Product revenue-Product revenue for the three months ended March 31, 2022, was $2.7 million, an increase of $2.4 million compared to the prior year primarily driven by increased sales of reSET and reSET-O under Access Agreements.
Collaboration and licensing revenue – There was no collaboration and licensing revenue for the three months ended March 31, 2022compared to $0.1 million for the three months ended March 31, 2021.

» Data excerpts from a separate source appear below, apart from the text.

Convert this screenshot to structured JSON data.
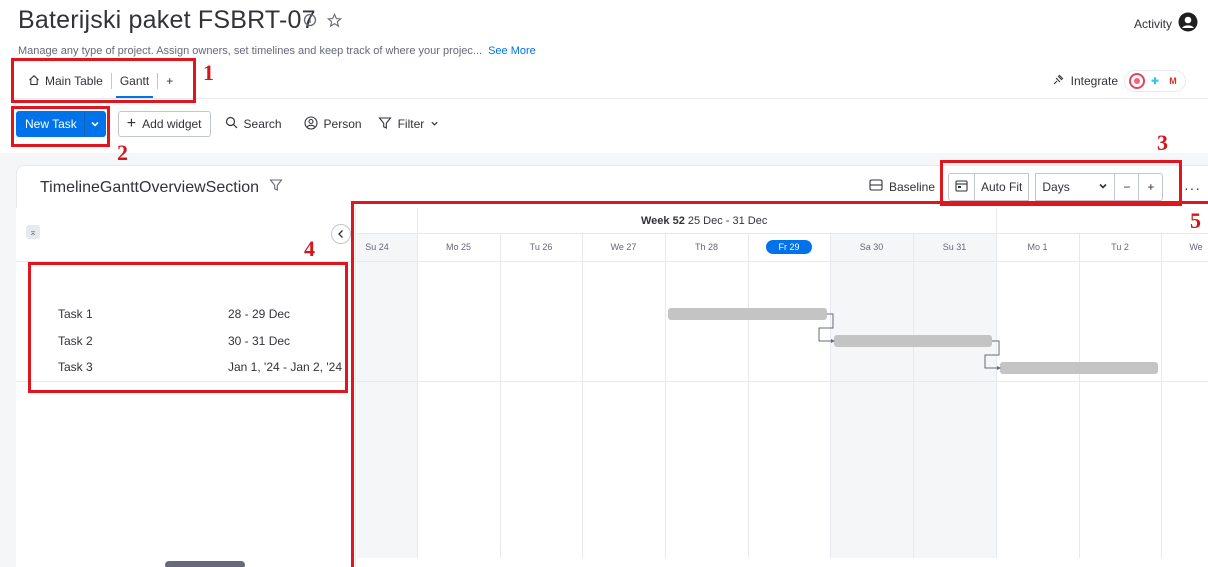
{
  "header": {
    "title": "Baterijski paket FSBRT-07",
    "subtitle": "Manage any type of project. Assign owners, set timelines and keep track of where your projec...",
    "see_more": "See More",
    "activity": "Activity"
  },
  "tabs": [
    {
      "label": "Main Table",
      "icon": "home-icon"
    },
    {
      "label": "Gantt",
      "active": true
    },
    {
      "label": "+"
    }
  ],
  "integrate": {
    "label": "Integrate",
    "apps": [
      "colorful-app-icon",
      "slack-icon",
      "gmail-icon"
    ]
  },
  "toolbar": {
    "new_task": "New Task",
    "add_widget": "Add widget",
    "search": "Search",
    "person": "Person",
    "filter": "Filter"
  },
  "section": {
    "title": "TimelineGanttOverviewSection",
    "baseline": "Baseline",
    "auto_fit": "Auto Fit",
    "zoom": "Days",
    "zoom_minus": "−",
    "zoom_plus": "+",
    "more": "···"
  },
  "tasks": [
    {
      "name": "Task 1",
      "dates": "28 - 29 Dec"
    },
    {
      "name": "Task 2",
      "dates": "30 - 31 Dec"
    },
    {
      "name": "Task 3",
      "dates": "Jan 1, '24 - Jan 2, '24"
    }
  ],
  "gantt": {
    "week_title": "Week 52",
    "week_range": "25 Dec - 31 Dec",
    "days": [
      "Su 24",
      "Mo 25",
      "Tu 26",
      "We 27",
      "Th 28",
      "Fr 29",
      "Sa 30",
      "Su 31",
      "Mo 1",
      "Tu 2",
      "We"
    ],
    "today": "Fr 29"
  },
  "annotations": [
    "1",
    "2",
    "3",
    "4",
    "5"
  ],
  "colors": {
    "accent": "#0073ea",
    "annotation": "#e0161e",
    "bar": "#c4c4c4"
  }
}
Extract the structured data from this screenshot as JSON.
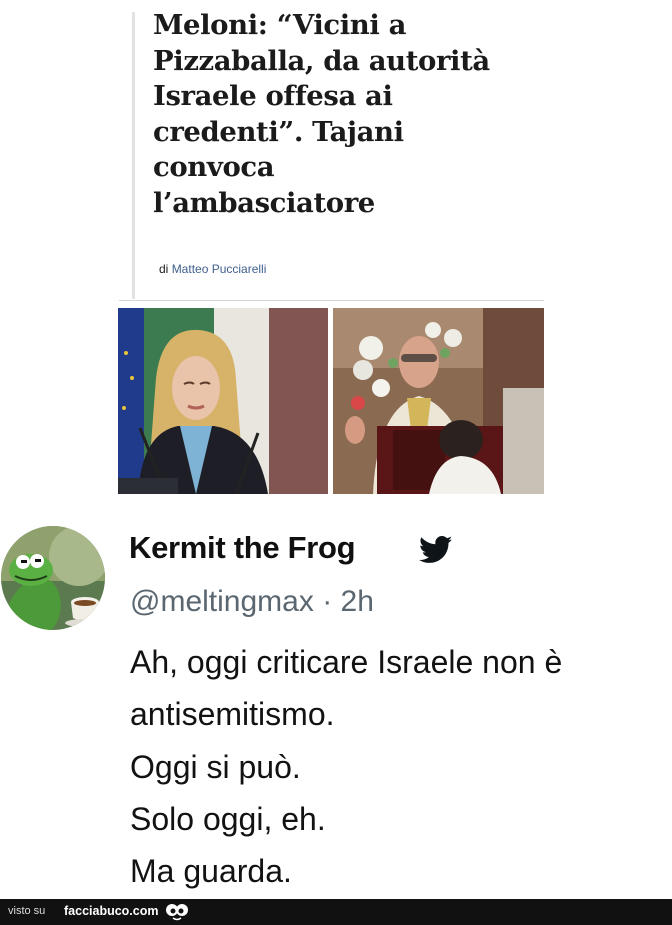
{
  "article": {
    "headline_lines": [
      "Meloni: “Vicini a",
      "Pizzaballa, da autorità",
      "Israele offesa ai",
      "credenti”. Tajani",
      "convoca",
      "l’ambasciatore"
    ],
    "byline_prefix": "di",
    "byline_author": "Matteo Pucciarelli"
  },
  "tweet": {
    "display_name": "Kermit the Frog",
    "handle": "@meltingmax",
    "separator": "·",
    "time": "2h",
    "lines": [
      "Ah, oggi criticare Israele non è",
      "antisemitismo.",
      "Oggi si può.",
      "Solo oggi, eh.",
      "Ma guarda."
    ],
    "icons": {
      "verified": "twitter-bird-icon",
      "avatar": "kermit-avatar"
    }
  },
  "footer": {
    "visto_su": "visto su",
    "site": "facciabuco.com",
    "logo_icon": "facciabuco-eyes-icon"
  },
  "colors": {
    "byline_author": "#3f5f8e",
    "twitter_blue": "#1d9bf0",
    "handle_gray": "#5b6770",
    "footer_bg": "#111111"
  }
}
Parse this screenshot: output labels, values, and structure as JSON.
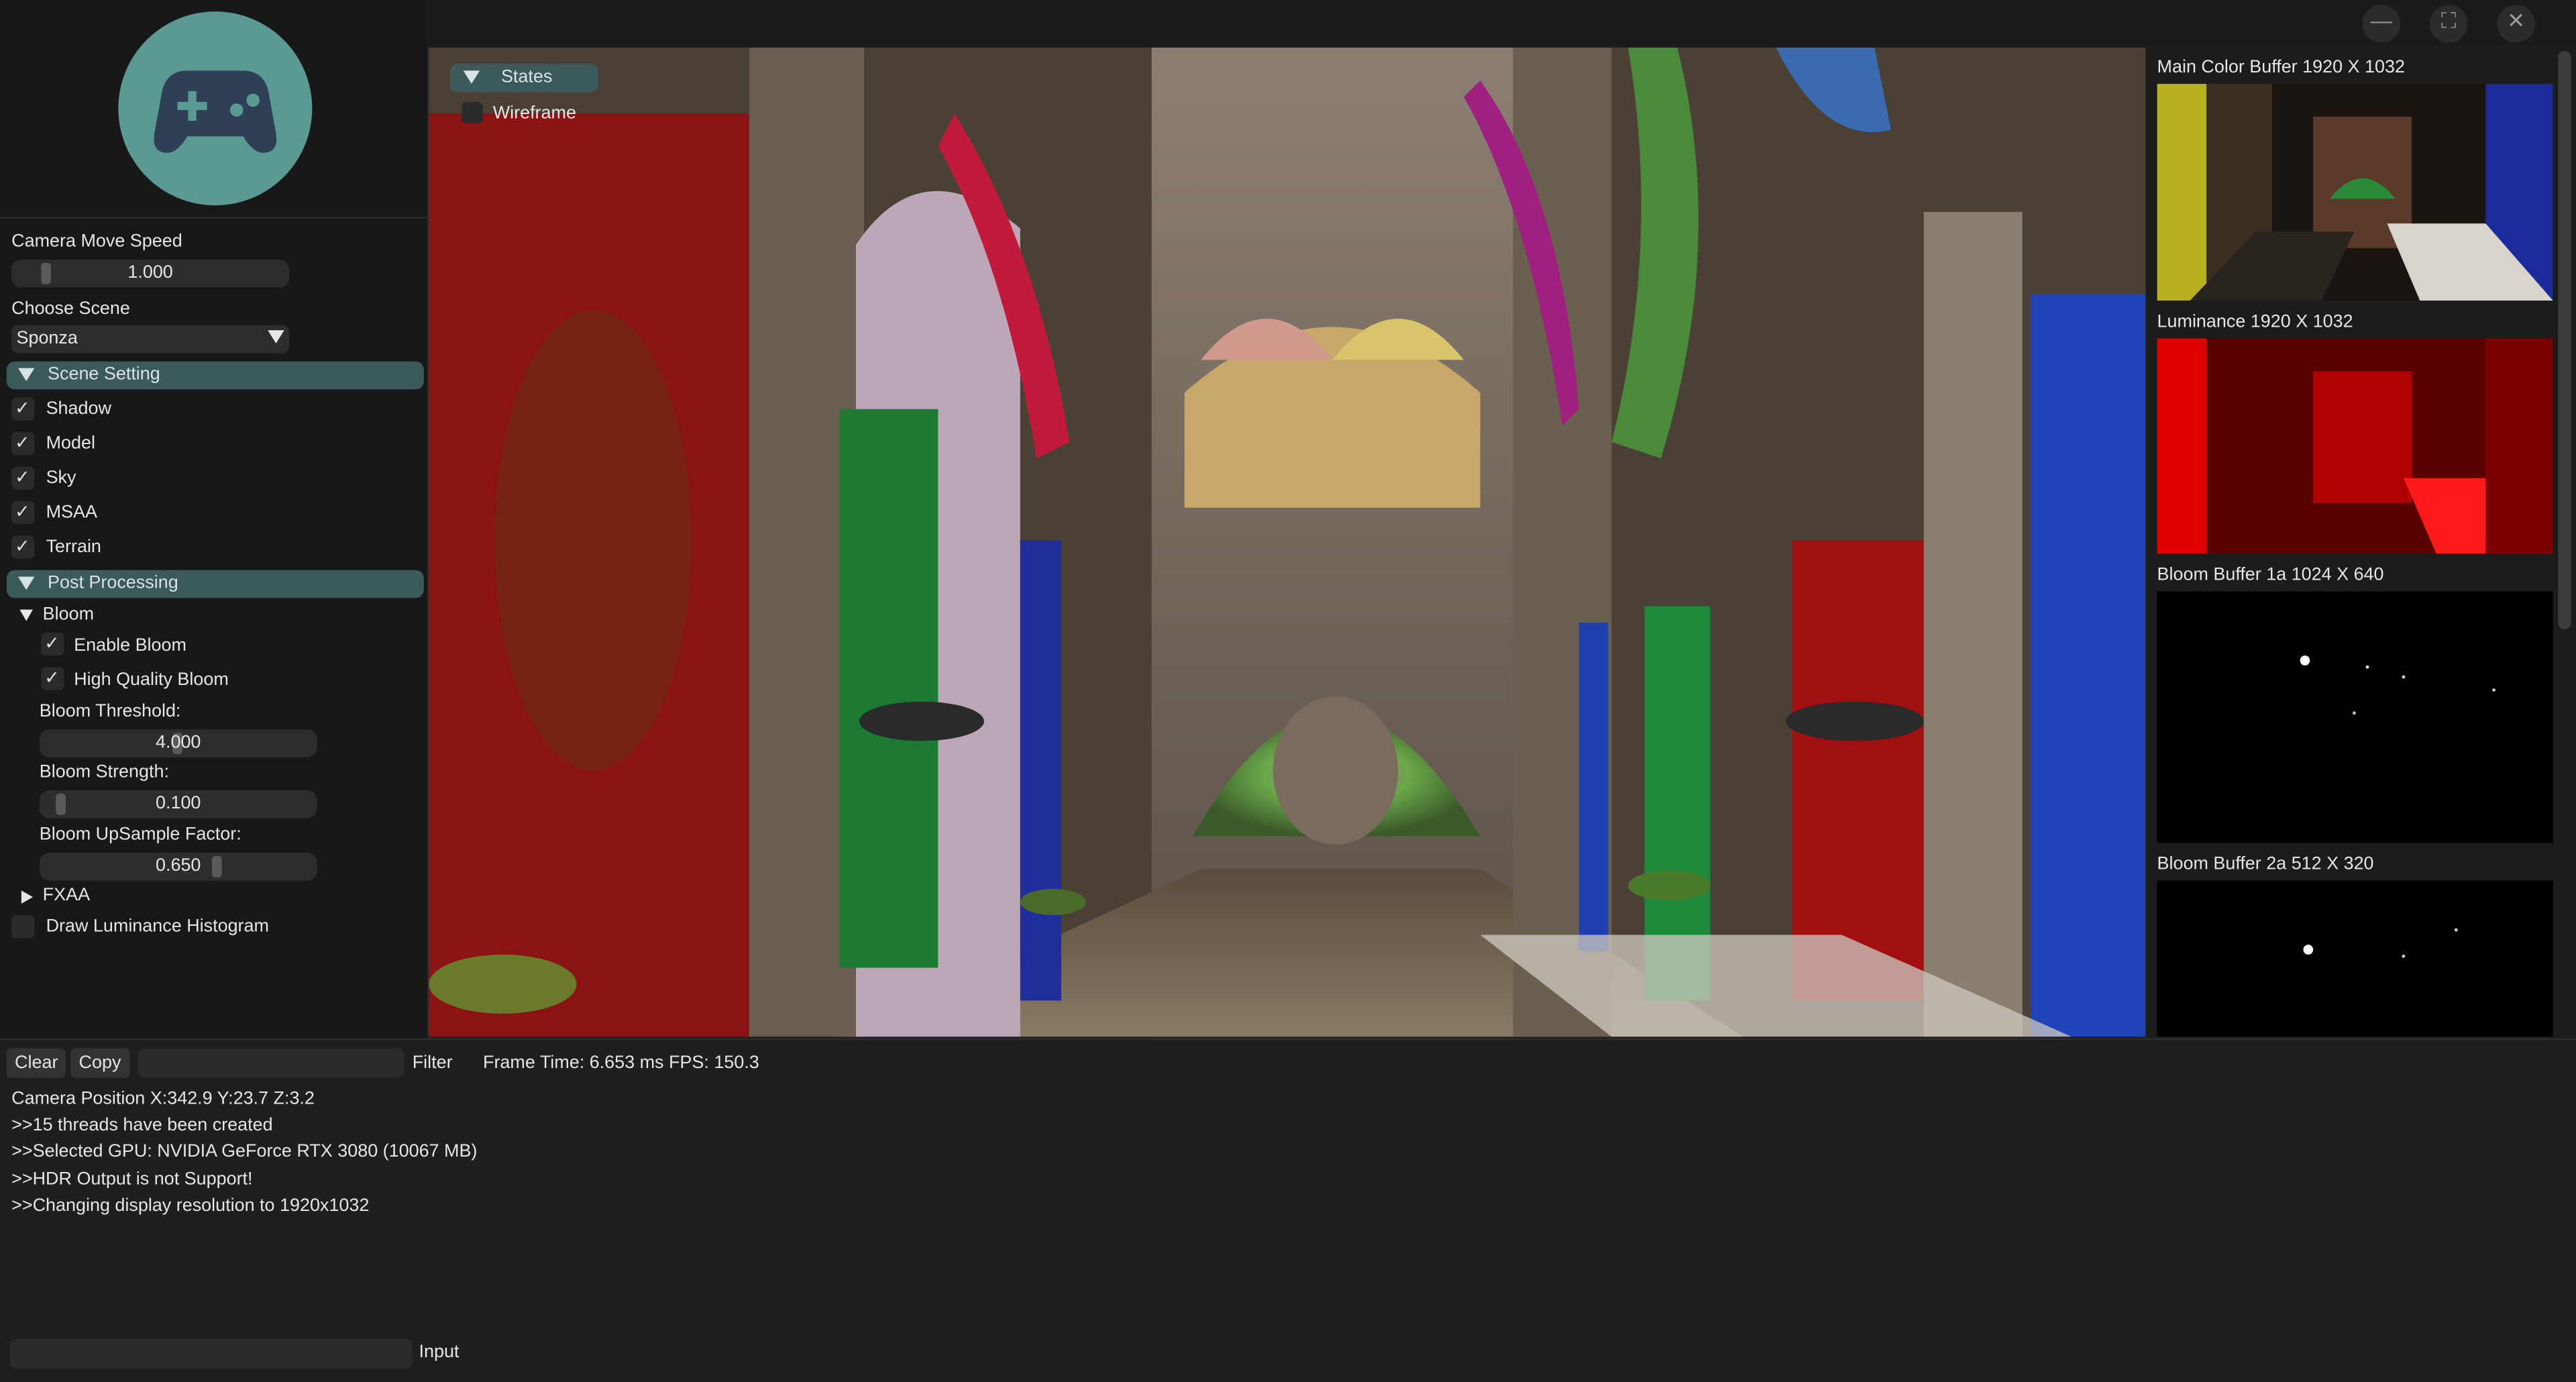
{
  "left_panel": {
    "camera_speed": {
      "label": "Camera Move Speed",
      "value": "1.000"
    },
    "choose_scene": {
      "label": "Choose Scene",
      "value": "Sponza"
    },
    "scene_setting": {
      "header": "Scene Setting",
      "items": [
        {
          "label": "Shadow",
          "checked": true
        },
        {
          "label": "Model",
          "checked": true
        },
        {
          "label": "Sky",
          "checked": true
        },
        {
          "label": "MSAA",
          "checked": true
        },
        {
          "label": "Terrain",
          "checked": true
        }
      ]
    },
    "post_processing": {
      "header": "Post Processing",
      "bloom": {
        "label": "Bloom",
        "enable_label": "Enable Bloom",
        "hq_label": "High Quality Bloom",
        "threshold_label": "Bloom Threshold:",
        "threshold_value": "4.000",
        "strength_label": "Bloom Strength:",
        "strength_value": "0.100",
        "upsample_label": "Bloom UpSample Factor:",
        "upsample_value": "0.650"
      },
      "fxaa_label": "FXAA",
      "histogram_label": "Draw Luminance Histogram"
    }
  },
  "viewport": {
    "states_header": "States",
    "wireframe_label": "Wireframe"
  },
  "buffers": [
    {
      "label": "Main Color Buffer  1920 X 1032"
    },
    {
      "label": "Luminance  1920 X 1032"
    },
    {
      "label": "Bloom Buffer 1a  1024 X 640"
    },
    {
      "label": "Bloom Buffer 2a  512 X 320"
    }
  ],
  "console": {
    "clear_label": "Clear",
    "copy_label": "Copy",
    "filter_label": "Filter",
    "stats": "Frame Time: 6.653 ms  FPS: 150.3",
    "lines": [
      "Camera Position X:342.9 Y:23.7 Z:3.2",
      ">>15 threads have been created",
      ">>Selected GPU:  NVIDIA GeForce RTX 3080 (10067 MB)",
      ">>HDR Output is not Support!",
      ">>Changing display resolution to 1920x1032"
    ],
    "input_label": "Input"
  },
  "window_controls": {
    "minimize": "—",
    "maximize": "⛶",
    "close": "✕"
  },
  "colors": {
    "accent": "#3c5a5a",
    "logo_bg": "#5b9a93",
    "panel_bg": "#181818"
  }
}
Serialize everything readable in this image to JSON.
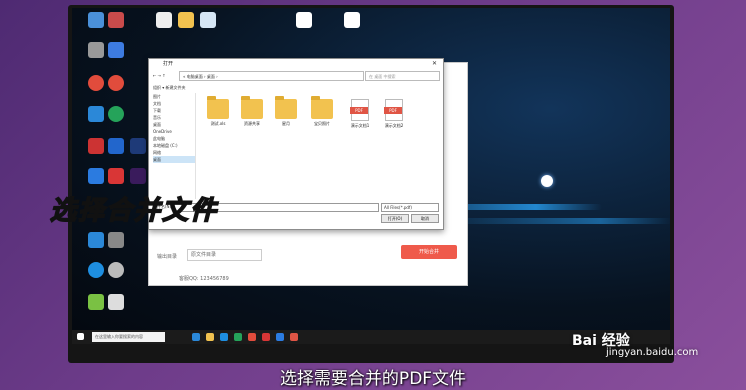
{
  "dialog": {
    "title": "打开",
    "close_glyph": "✕",
    "address": "« 电脑桌面 › 桌面 ›",
    "search_placeholder": "在 桌面 中搜索",
    "toolbar": "组织 ▾   新建文件夹",
    "nav": [
      "图片",
      "文档",
      "下载",
      "音乐",
      "桌面",
      "OneDrive",
      "此电脑",
      "本地磁盘 (C:)",
      "网络",
      "桌面"
    ],
    "files": [
      {
        "label": "测试.xls",
        "kind": "folder"
      },
      {
        "label": "资源共享",
        "kind": "folder"
      },
      {
        "label": "星月",
        "kind": "folder"
      },
      {
        "label": "宝贝照片",
        "kind": "folder"
      },
      {
        "label": "演示文档1",
        "kind": "pdf"
      },
      {
        "label": "演示文档2",
        "kind": "pdf"
      }
    ],
    "filename_label": "文件名(N):",
    "filetype": "All Files(*.pdf)",
    "open_btn": "打开(O)",
    "cancel_btn": "取消"
  },
  "bg_window": {
    "output_label": "输出目录",
    "output_value": "原文件目录",
    "merge_btn": "开始合并",
    "footer": "客服QQ: 123456789"
  },
  "taskbar": {
    "search_placeholder": "在这里输入你要搜索的内容"
  },
  "overlay_title": "选择合并文件",
  "subtitle": "选择需要合并的PDF文件",
  "watermark": {
    "brand": "Bai  经验",
    "url": "jingyan.baidu.com"
  }
}
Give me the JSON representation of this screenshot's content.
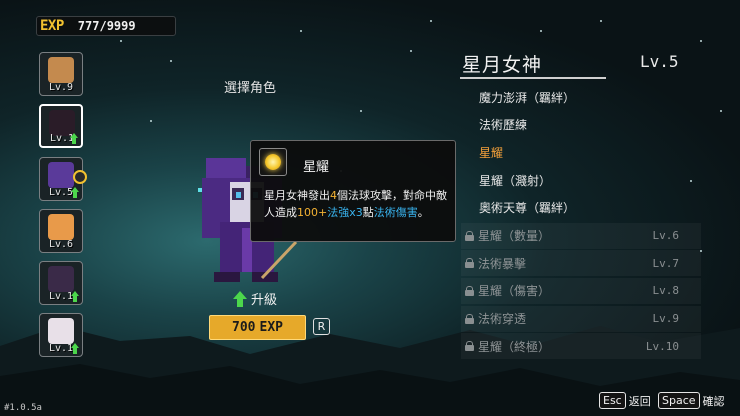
{
  "exp": {
    "label": "EXP",
    "value": "777/9999"
  },
  "select_title": "選擇角色",
  "heroes": [
    {
      "level": "Lv.9",
      "upgradable": false,
      "selected": false,
      "color": "#c48a4e"
    },
    {
      "level": "Lv.1",
      "upgradable": true,
      "selected": true,
      "color": "#2a1c28"
    },
    {
      "level": "Lv.5",
      "upgradable": true,
      "selected": false,
      "color": "#5a3a9a"
    },
    {
      "level": "Lv.6",
      "upgradable": false,
      "selected": false,
      "color": "#e89a4a"
    },
    {
      "level": "Lv.1",
      "upgradable": true,
      "selected": false,
      "color": "#3a2a48"
    },
    {
      "level": "Lv.1",
      "upgradable": true,
      "selected": false,
      "color": "#e8e0e8"
    }
  ],
  "tooltip": {
    "title": "星耀",
    "desc_parts": [
      {
        "text": "星月女神發出",
        "color": "white"
      },
      {
        "text": "4",
        "color": "orange"
      },
      {
        "text": "個法球攻擊，對命中敵人造成",
        "color": "white"
      },
      {
        "text": "100+",
        "color": "orange"
      },
      {
        "text": "法強x3",
        "color": "blue"
      },
      {
        "text": "點",
        "color": "white"
      },
      {
        "text": "法術傷害",
        "color": "blue"
      },
      {
        "text": "。",
        "color": "white"
      }
    ]
  },
  "upgrade": {
    "label": "升級"
  },
  "cost": {
    "amount": "700",
    "unit": "EXP",
    "hotkey": "R"
  },
  "hero_name": "星月女神",
  "hero_level": "Lv.5",
  "skills": [
    {
      "name": "魔力澎湃（羈絆）",
      "locked": false,
      "active": false,
      "level": ""
    },
    {
      "name": "法術歷練",
      "locked": false,
      "active": false,
      "level": ""
    },
    {
      "name": "星耀",
      "locked": false,
      "active": true,
      "level": ""
    },
    {
      "name": "星耀（濺射）",
      "locked": false,
      "active": false,
      "level": ""
    },
    {
      "name": "奧術天尊（羈絆）",
      "locked": false,
      "active": false,
      "level": ""
    },
    {
      "name": "星耀（數量）",
      "locked": true,
      "active": false,
      "level": "Lv.6"
    },
    {
      "name": "法術暴擊",
      "locked": true,
      "active": false,
      "level": "Lv.7"
    },
    {
      "name": "星耀（傷害）",
      "locked": true,
      "active": false,
      "level": "Lv.8"
    },
    {
      "name": "法術穿透",
      "locked": true,
      "active": false,
      "level": "Lv.9"
    },
    {
      "name": "星耀（終極）",
      "locked": true,
      "active": false,
      "level": "Lv.10"
    }
  ],
  "footer": {
    "version": "#1.0.5a",
    "esc_key": "Esc",
    "esc_label": "返回",
    "space_key": "Space",
    "space_label": "確認"
  }
}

Cost of product revenue-Cost of product revenue for the three months ended March 31, 2022, was approximately $1.5 million, an increase of approximately $0.7 million compared to the prior year primarily due to increased product revenue as discussed above.
Due to our increased marketing efforts, we have seen an increase in our pharmacy costs, minimum royalties related to licensing agreements for marketed products, and hosting costs for our PDTs.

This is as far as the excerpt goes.